Texas Massage Therapy Law Update

In the most recent term of the Texas Legislature the legislators finally took positive action regarding the laws governing Massage Therapy in the state. Many Massage Therapists and Massage Therapy associations in Texas have been asking the legislature to increase the number training hours required for massage therapy licensure in the state. Prior to this legislation only 300 hours of training were required for massage therapy licensure in the State of Texas.

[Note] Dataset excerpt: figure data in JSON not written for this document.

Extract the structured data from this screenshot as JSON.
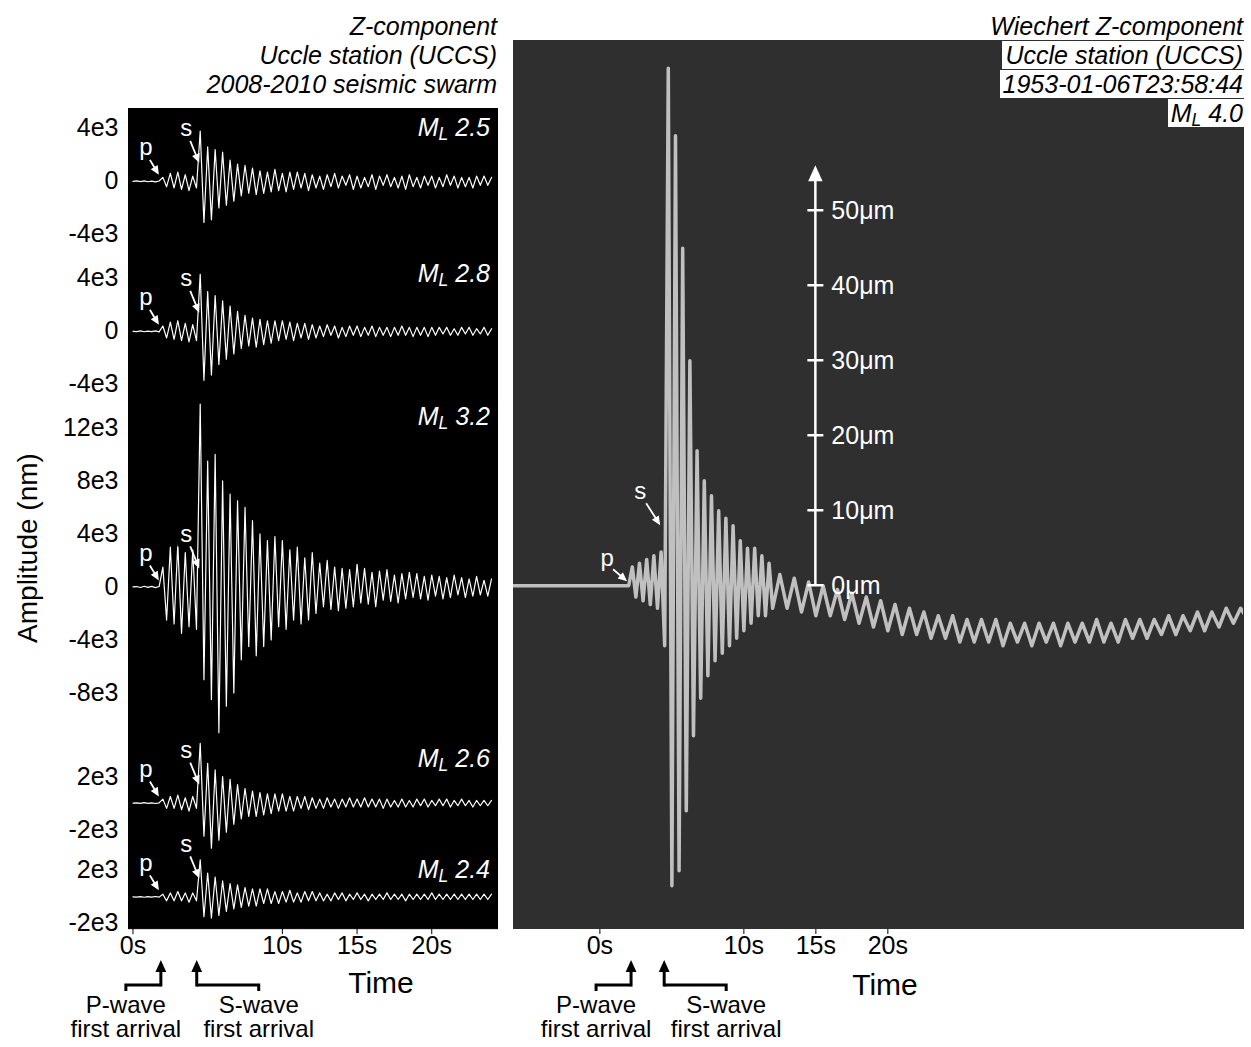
{
  "chart_data": [
    {
      "type": "line",
      "title": [
        "Z-component",
        "Uccle station (UCCS)",
        "2008-2010 seismic swarm"
      ],
      "ylabel": "Amplitude (nm)",
      "xlabel": "Time",
      "xlim": [
        -0.3,
        24.4
      ],
      "xticks": [
        {
          "value": 0,
          "label": "0s"
        },
        {
          "value": 10,
          "label": "10s"
        },
        {
          "value": 15,
          "label": "15s"
        },
        {
          "value": 20,
          "label": "20s"
        }
      ],
      "magnitude_symbol": "M",
      "magnitude_subscript": "L",
      "phase_labels": [
        "p",
        "s"
      ],
      "arrival_labels": [
        [
          "P-wave",
          "first arrival"
        ],
        [
          "S-wave",
          "first arrival"
        ]
      ],
      "p_arrival": 1.9,
      "s_arrival": 4.3,
      "x": [
        0,
        0.25,
        0.5,
        0.75,
        1,
        1.25,
        1.5,
        1.75,
        2,
        2.25,
        2.5,
        2.75,
        3,
        3.25,
        3.5,
        3.75,
        4,
        4.25,
        4.5,
        4.75,
        5,
        5.25,
        5.5,
        5.75,
        6,
        6.25,
        6.5,
        6.75,
        7,
        7.25,
        7.5,
        7.75,
        8,
        8.25,
        8.5,
        8.75,
        9,
        9.25,
        9.5,
        9.75,
        10,
        10.25,
        10.5,
        10.75,
        11,
        11.25,
        11.5,
        11.75,
        12,
        12.25,
        12.5,
        12.75,
        13,
        13.25,
        13.5,
        13.75,
        14,
        14.25,
        14.5,
        14.75,
        15,
        15.25,
        15.5,
        15.75,
        16,
        16.25,
        16.5,
        16.75,
        17,
        17.25,
        17.5,
        17.75,
        18,
        18.25,
        18.5,
        18.75,
        19,
        19.25,
        19.5,
        19.75,
        20,
        20.25,
        20.5,
        20.75,
        21,
        21.25,
        21.5,
        21.75,
        22,
        22.25,
        22.5,
        22.75,
        23,
        23.25,
        23.5,
        23.75,
        24
      ],
      "traces": [
        {
          "magnitude": 2.5,
          "color": "#ffffff",
          "p": 1.9,
          "s": 4.4,
          "ylim": [
            -5500,
            5500
          ],
          "yticks": [
            {
              "value": 4000,
              "label": "4e3"
            },
            0,
            {
              "value": -4000,
              "label": "-4e3"
            }
          ],
          "values": [
            0,
            30,
            -20,
            40,
            -30,
            20,
            -40,
            30,
            300,
            -400,
            600,
            -500,
            700,
            -600,
            500,
            -700,
            400,
            -500,
            3800,
            -3100,
            2600,
            -2900,
            2400,
            -2000,
            2200,
            -1800,
            1600,
            -1500,
            1300,
            -1100,
            1200,
            -900,
            1000,
            -1000,
            800,
            -900,
            700,
            -800,
            900,
            -700,
            600,
            -800,
            700,
            -600,
            700,
            -500,
            600,
            -700,
            500,
            -500,
            400,
            -600,
            500,
            -400,
            600,
            -500,
            400,
            -300,
            500,
            -600,
            400,
            -500,
            300,
            -400,
            500,
            -600,
            400,
            -300,
            500,
            -400,
            300,
            -500,
            400,
            -600,
            500,
            -400,
            300,
            -500,
            400,
            -300,
            400,
            -500,
            300,
            -400,
            500,
            -300,
            400,
            -500,
            300,
            -400,
            300,
            -500,
            400,
            -300,
            400,
            -300,
            300
          ]
        },
        {
          "magnitude": 2.8,
          "color": "#ffffff",
          "p": 1.9,
          "s": 4.4,
          "ylim": [
            -5000,
            5800
          ],
          "yticks": [
            {
              "value": 4000,
              "label": "4e3"
            },
            0,
            {
              "value": -4000,
              "label": "-4e3"
            }
          ],
          "values": [
            0,
            -20,
            30,
            -30,
            20,
            -20,
            30,
            -40,
            400,
            -500,
            700,
            -600,
            800,
            -700,
            600,
            -800,
            500,
            -700,
            4300,
            -3700,
            3000,
            -3300,
            2700,
            -2500,
            2300,
            -2100,
            1900,
            -1700,
            1500,
            -1300,
            1200,
            -1100,
            1000,
            -1200,
            900,
            -1000,
            800,
            -900,
            800,
            -700,
            800,
            -600,
            700,
            -700,
            600,
            -500,
            600,
            -600,
            500,
            -500,
            400,
            -400,
            500,
            -300,
            400,
            -500,
            300,
            -400,
            400,
            -300,
            400,
            -400,
            300,
            -300,
            400,
            -400,
            300,
            -300,
            300,
            -400,
            300,
            -300,
            400,
            -300,
            300,
            -400,
            300,
            -300,
            300,
            -400,
            300,
            -300,
            300,
            -200,
            300,
            -300,
            200,
            -300,
            300,
            -200,
            300,
            -300,
            200,
            -200,
            300,
            -300,
            200
          ]
        },
        {
          "magnitude": 3.2,
          "color": "#ffffff",
          "p": 1.9,
          "s": 4.4,
          "ylim": [
            -11500,
            14300
          ],
          "yticks": [
            {
              "value": 12000,
              "label": "12e3"
            },
            {
              "value": 8000,
              "label": "8e3"
            },
            {
              "value": 4000,
              "label": "4e3"
            },
            0,
            {
              "value": -4000,
              "label": "-4e3"
            },
            {
              "value": -8000,
              "label": "-8e3"
            }
          ],
          "values": [
            0,
            30,
            -40,
            50,
            -30,
            40,
            -50,
            30,
            1500,
            -2500,
            3000,
            -2800,
            3200,
            -3500,
            2600,
            -3000,
            2800,
            -3200,
            13800,
            -7000,
            9500,
            -8500,
            10000,
            -11000,
            8000,
            -9000,
            7000,
            -8000,
            6500,
            -5500,
            6000,
            -4500,
            5000,
            -5200,
            4000,
            -4500,
            3500,
            -4000,
            3800,
            -3000,
            3500,
            -3200,
            2800,
            -2500,
            3000,
            -2800,
            2200,
            -2500,
            2600,
            -2000,
            1800,
            -1500,
            2000,
            -1700,
            1500,
            -1800,
            1400,
            -1600,
            1300,
            -1500,
            1700,
            -1200,
            1400,
            -1300,
            1100,
            -1500,
            1200,
            -1000,
            1300,
            -1100,
            900,
            -1200,
            1000,
            -900,
            1100,
            -800,
            1000,
            -900,
            800,
            -1000,
            900,
            -700,
            800,
            -900,
            700,
            -800,
            900,
            -600,
            700,
            -800,
            600,
            -700,
            800,
            -600,
            500,
            -700,
            600
          ]
        },
        {
          "magnitude": 2.6,
          "color": "#ffffff",
          "p": 1.9,
          "s": 4.4,
          "ylim": [
            -3600,
            4800
          ],
          "yticks": [
            {
              "value": 2000,
              "label": "2e3"
            },
            {
              "value": -2000,
              "label": "-2e3"
            }
          ],
          "values": [
            0,
            20,
            -20,
            30,
            -20,
            20,
            -30,
            20,
            300,
            -400,
            500,
            -400,
            600,
            -500,
            400,
            -600,
            500,
            -400,
            4500,
            -2500,
            3000,
            -3400,
            2500,
            -2800,
            2000,
            -2200,
            1800,
            -1600,
            1400,
            -1200,
            1100,
            -1000,
            900,
            -1000,
            800,
            -900,
            700,
            -800,
            700,
            -600,
            700,
            -600,
            500,
            -600,
            500,
            -400,
            500,
            -500,
            400,
            -400,
            300,
            -400,
            400,
            -300,
            300,
            -400,
            300,
            -300,
            400,
            -300,
            300,
            -300,
            400,
            -300,
            300,
            -300,
            300,
            -400,
            300,
            -300,
            200,
            -300,
            300,
            -300,
            200,
            -300,
            300,
            -200,
            300,
            -300,
            200,
            -200,
            300,
            -200,
            300,
            -300,
            200,
            -200,
            300,
            -200,
            200,
            -300,
            200,
            -200,
            200,
            -200,
            200
          ]
        },
        {
          "magnitude": 2.4,
          "color": "#ffffff",
          "p": 1.9,
          "s": 4.4,
          "ylim": [
            -2400,
            3500
          ],
          "yticks": [
            {
              "value": 2000,
              "label": "2e3"
            },
            {
              "value": -2000,
              "label": "-2e3"
            }
          ],
          "values": [
            0,
            -20,
            20,
            -30,
            20,
            -20,
            30,
            -20,
            200,
            -300,
            300,
            -300,
            400,
            -300,
            300,
            -400,
            300,
            -300,
            2800,
            -1500,
            1800,
            -1600,
            1500,
            -1400,
            1200,
            -1100,
            1000,
            -900,
            900,
            -800,
            700,
            -700,
            600,
            -700,
            600,
            -500,
            600,
            -500,
            400,
            -500,
            400,
            -400,
            500,
            -400,
            300,
            -400,
            400,
            -300,
            400,
            -300,
            300,
            -300,
            200,
            -300,
            300,
            -200,
            300,
            -300,
            200,
            -200,
            300,
            -200,
            200,
            -300,
            200,
            -200,
            200,
            -200,
            300,
            -200,
            200,
            -200,
            200,
            -300,
            200,
            -200,
            200,
            -200,
            200,
            -200,
            300,
            -200,
            200,
            -200,
            200,
            -200,
            200,
            -200,
            200,
            -200,
            200,
            -200,
            200,
            -200,
            200,
            -200,
            200
          ]
        }
      ]
    },
    {
      "type": "line",
      "title": [
        "Wiechert Z-component",
        "Uccle station (UCCS)",
        "1953-01-06T23:58:44"
      ],
      "magnitude": {
        "value": 4.0,
        "label": "4.0"
      },
      "magnitude_symbol": "M",
      "magnitude_subscript": "L",
      "phase_labels": [
        "p",
        "s"
      ],
      "arrival_labels": [
        [
          "P-wave",
          "first arrival"
        ],
        [
          "S-wave",
          "first arrival"
        ]
      ],
      "xlabel": "Time",
      "xlim": [
        -6,
        44.7
      ],
      "xticks": [
        {
          "value": 0,
          "label": "0s"
        },
        {
          "value": 10,
          "label": "10s"
        },
        {
          "value": 15,
          "label": "15s"
        },
        {
          "value": 20,
          "label": "20s"
        }
      ],
      "ylim": [
        -45.7,
        72.7
      ],
      "tick_labels": "x",
      "scale_bar": {
        "x": 15,
        "top": 56,
        "ticks": [
          {
            "value": 0,
            "label": "0μm"
          },
          {
            "value": 10,
            "label": "10μm"
          },
          {
            "value": 20,
            "label": "20μm"
          },
          {
            "value": 30,
            "label": "30μm"
          },
          {
            "value": 40,
            "label": "40μm"
          },
          {
            "value": 50,
            "label": "50μm"
          }
        ]
      },
      "p_arrival": 2.2,
      "s_arrival": 4.5,
      "p": 2.2,
      "s": 4.5,
      "color": "#c0c0c0",
      "x": [
        -6,
        -5,
        -4,
        -3,
        -2,
        -1,
        0,
        1,
        2,
        2.25,
        2.5,
        2.75,
        3,
        3.25,
        3.5,
        3.75,
        4,
        4.25,
        4.5,
        4.75,
        5,
        5.25,
        5.5,
        5.75,
        6,
        6.25,
        6.5,
        6.75,
        7,
        7.25,
        7.5,
        7.75,
        8,
        8.25,
        8.5,
        8.75,
        9,
        9.25,
        9.5,
        9.75,
        10,
        10.25,
        10.5,
        10.75,
        11,
        11.25,
        11.5,
        11.75,
        12,
        12.5,
        13,
        13.5,
        14,
        14.5,
        15,
        15.5,
        16,
        16.5,
        17,
        17.5,
        18,
        18.5,
        19,
        19.5,
        20,
        20.5,
        21,
        21.5,
        22,
        22.5,
        23,
        23.5,
        24,
        24.5,
        25,
        25.5,
        26,
        26.5,
        27,
        27.5,
        28,
        28.5,
        29,
        29.5,
        30,
        30.5,
        31,
        31.5,
        32,
        32.5,
        33,
        33.5,
        34,
        34.5,
        35,
        35.5,
        36,
        36.5,
        37,
        37.5,
        38,
        38.5,
        39,
        39.5,
        40,
        40.5,
        41,
        41.5,
        42,
        42.5,
        43,
        43.5,
        44,
        44.5,
        45
      ],
      "values": [
        0,
        0,
        0,
        0,
        0,
        0,
        0,
        0,
        0,
        2.5,
        -1.5,
        3,
        -2,
        3.5,
        -2.5,
        4,
        -3,
        4.5,
        -8,
        69,
        -40,
        60,
        -38,
        45,
        -30,
        30,
        -20,
        18,
        -15,
        14,
        -12,
        12,
        -10,
        10,
        -9,
        9,
        -8,
        8,
        -7,
        6,
        -6,
        5,
        -5,
        5,
        -4,
        4,
        -4,
        3,
        -3,
        1.5,
        -3,
        1,
        -3.5,
        0.5,
        -4,
        0,
        -4,
        -0.5,
        -4.5,
        -1,
        -5,
        -1.5,
        -5.5,
        -2,
        -6,
        -2.5,
        -6.5,
        -3,
        -6.5,
        -3.5,
        -7,
        -4,
        -7,
        -4,
        -7.5,
        -4.5,
        -7.5,
        -4.5,
        -7.5,
        -4.5,
        -8,
        -5,
        -7.5,
        -5,
        -8,
        -5,
        -7.5,
        -5,
        -8,
        -5,
        -7.5,
        -5,
        -7.5,
        -4.5,
        -7.5,
        -5,
        -7.5,
        -4.5,
        -7,
        -4.5,
        -7,
        -4.5,
        -6.5,
        -4,
        -6.5,
        -4,
        -6,
        -3.5,
        -6,
        -3.5,
        -5.5,
        -3,
        -5,
        -3,
        -4.5
      ]
    }
  ]
}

On June 17th, 2007 Texas Governor Rick Perry signed House Bill 2644. The bill amended Texas Massage Therapy law in a very positive manner. Effective September 1, 2007, candidates for massage therapy licensure must now have completed a more comprehensive training program of at least 500 hours in length, a significant increase over the previously required 300 hours. The new 500 hour training programs will meet the following requirements:

1) 200 hours taught by a licensed massage therapy instructor and dedicated to the study of massage therapy techniques and theory and the practice of manipulation of soft tissue, with at least 125 hours dedicated to the study of Swedish massage therapy techniques;

2) 50 hours of anatomy;

3) 25 hours of physiology;

4) 50 hours of kinesiology;

5) 40 hours of pathology;

6) 20 hours of hydrotherapy;

7) 45 hours of massage therapy laws and rules, business practices, and professional ethics standards;

8) 20 hours of health, hygiene, first aid, universal precautions, and cardiopulmonary resuscitation (CPR); and

9) 50 hours in an internship program.

Additionally, the bill eliminated the practical (hands-on) examination requirement. The elimination of the 6-minute practical exam eliminates the requirement for all massage therapy licensure candidates to travel to Austin to take the exam. Therefore, all massage therapy licensure candidates may take the written licensure exam near home instead of having to travel to the state capitol.

As written, the new law’s requirements do not affect any of the approximately 20,000 currently licensed massage therapists. The law also does not affect any massage therapy student pursuing a massage therapy training program provided the student was enrolled in the program before September 1, 2007.

The new requirements are meant to improve the quality of massage therapy provided in the State of Texas and to improve the professional image of Licensed Massage Therapists in the state. The new requirements also bring Texas’ massage therapy regulations more in line with other states regulating massage therapy and with the National Certification Exam for Therapeutic Massage and Bodywork (NCETMB). So, it is likely that the new laws will improve license reciprocity, allowing Texas Licensed Massage Therapists to more easily relocate to other states and separately licensed municipalities.